El espiral
Un leve zumbido en los oídos fue lo único raro que percibió. La música sonaba atronadora, los ojos cerrados, la cabeza agitándose en una afirmación continua, la mitad del pie marcando el ritmo. Fue ese pie el que se paró de golpe, detuvo la cabeza y abrió los ojos. Las guitarras continuaban sus chirridos cuando el hombre vio la mano bajo su bota, siguió el camino que le indicaba el brazo hasta perderse en una masa de carne y sangre. Se arrancó los auriculares de golpe y los gritos y lamentos se metieron en su cabeza. Se giró sobre sí mismo y vio varios vagones atrás a decenas de personas cercenadas, sangrantes, corriendo hacia su encuentro. En aquel momento no entendía lo que sucedía. Una mujer sin dedos, con los ojos encendidos y la cara ensangrentada se acercaba hacia él con un grito ensordecedor. Entonces despertó.

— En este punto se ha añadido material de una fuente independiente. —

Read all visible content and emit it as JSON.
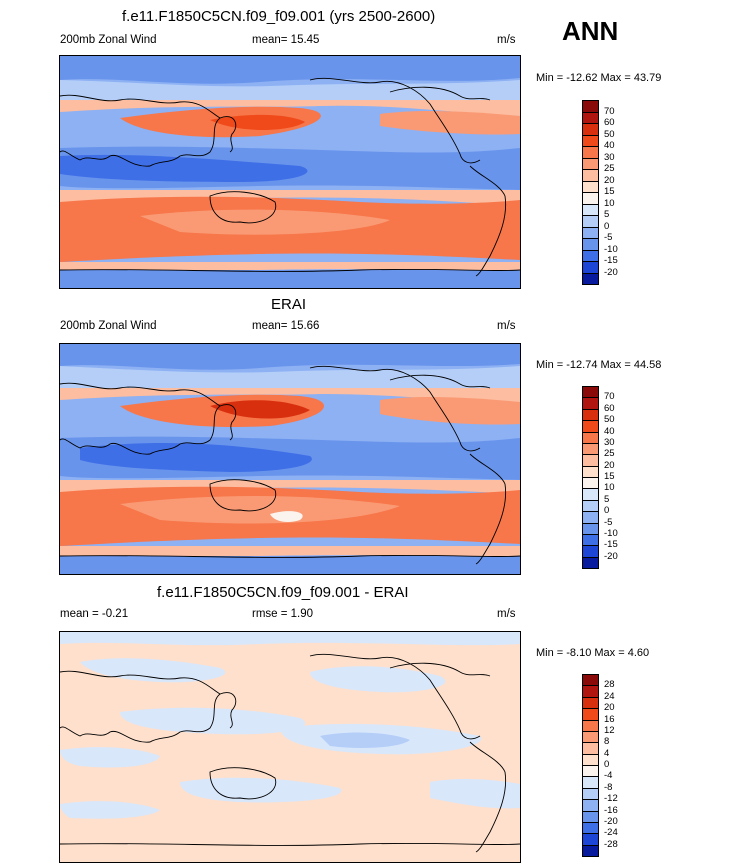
{
  "header": {
    "title": "f.e11.F1850C5CN.f09_f09.001 (yrs 2500-2600)",
    "season": "ANN"
  },
  "panels": [
    {
      "title": "",
      "left_label": "200mb Zonal Wind",
      "mid_label": "mean=  15.45",
      "units": "m/s",
      "minmax": "Min = -12.62 Max =  43.79",
      "colorbar": {
        "labels": [
          "70",
          "60",
          "50",
          "40",
          "30",
          "25",
          "20",
          "15",
          "10",
          "5",
          "0",
          "-5",
          "-10",
          "-15",
          "-20"
        ],
        "colors": [
          "#8a0a0a",
          "#b1150f",
          "#d8300f",
          "#f04a1a",
          "#f7764a",
          "#fa9a74",
          "#fdbda0",
          "#fee0cc",
          "#fbf4ee",
          "#d9e7fb",
          "#b4cef8",
          "#8db1f3",
          "#6994ec",
          "#3f6fe7",
          "#1d45d6",
          "#081a9e"
        ]
      }
    },
    {
      "title": "ERAI",
      "left_label": "200mb Zonal Wind",
      "mid_label": "mean=  15.66",
      "units": "m/s",
      "minmax": "Min = -12.74 Max =  44.58",
      "colorbar": {
        "labels": [
          "70",
          "60",
          "50",
          "40",
          "30",
          "25",
          "20",
          "15",
          "10",
          "5",
          "0",
          "-5",
          "-10",
          "-15",
          "-20"
        ],
        "colors": [
          "#8a0a0a",
          "#b1150f",
          "#d8300f",
          "#f04a1a",
          "#f7764a",
          "#fa9a74",
          "#fdbda0",
          "#fee0cc",
          "#fbf4ee",
          "#d9e7fb",
          "#b4cef8",
          "#8db1f3",
          "#6994ec",
          "#3f6fe7",
          "#1d45d6",
          "#081a9e"
        ]
      }
    },
    {
      "title": "f.e11.F1850C5CN.f09_f09.001 - ERAI",
      "left_label": "mean =  -0.21",
      "mid_label": "rmse =   1.90",
      "units": "m/s",
      "minmax": "Min =  -8.10 Max =   4.60",
      "colorbar": {
        "labels": [
          "28",
          "24",
          "20",
          "16",
          "12",
          "8",
          "4",
          "0",
          "-4",
          "-8",
          "-12",
          "-16",
          "-20",
          "-24",
          "-28"
        ],
        "colors": [
          "#8a0a0a",
          "#b1150f",
          "#d8300f",
          "#f04a1a",
          "#f7764a",
          "#fa9a74",
          "#fdbda0",
          "#fee0cc",
          "#fbf4ee",
          "#d9e7fb",
          "#b4cef8",
          "#8db1f3",
          "#6994ec",
          "#3f6fe7",
          "#1d45d6",
          "#081a9e"
        ]
      }
    }
  ]
}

Los acordes de las guitarras retumbaban en los auriculares. La mujer al lado de su asiento lo miraba con extrañeza. El hombre tenía la respiración agitada. Le sonrió con tristeza a la mujer y se miró los pies. Entre las botas vio el maletín. Se sintió aliviado. Miró a su alrededor cuando el convoy entró en la estación. Todavía faltaban dos más para su destino. Respiro profundo, buscando tranquilizar su cuerpo. Cerró los ojos, pero tuvo que abrirlos de inmediato cuando sintió una mano en su rodilla. Frente a él, un niño lo miraba sonriente. Detrás, su madre le decía algo que él no escuchó tras la música, pero entendió que le pedía que lo dejara en paz. Él quiso sonreír, pero no pudo, faltaba una estación. Entró en tensión cuando vio que el niño pateaba su maletín, levantó la mano pidiéndole que no lo hiciera, escuchó el grito de la madre entre un solo de batería. Entonces el niño lo pateó en la espinilla con fuerza. Se hartó, lo empujó tan fuerte, que se fue al suelo. La madre le arrancó los auriculares, le decía algo que no entendía, porque toda su atención estaba en la gente que comenzaba a entrar al vagón. Se levantó de un golpe y empujó a la madre, se agachó sobre el maletín, lo abrió. Entonces despertó.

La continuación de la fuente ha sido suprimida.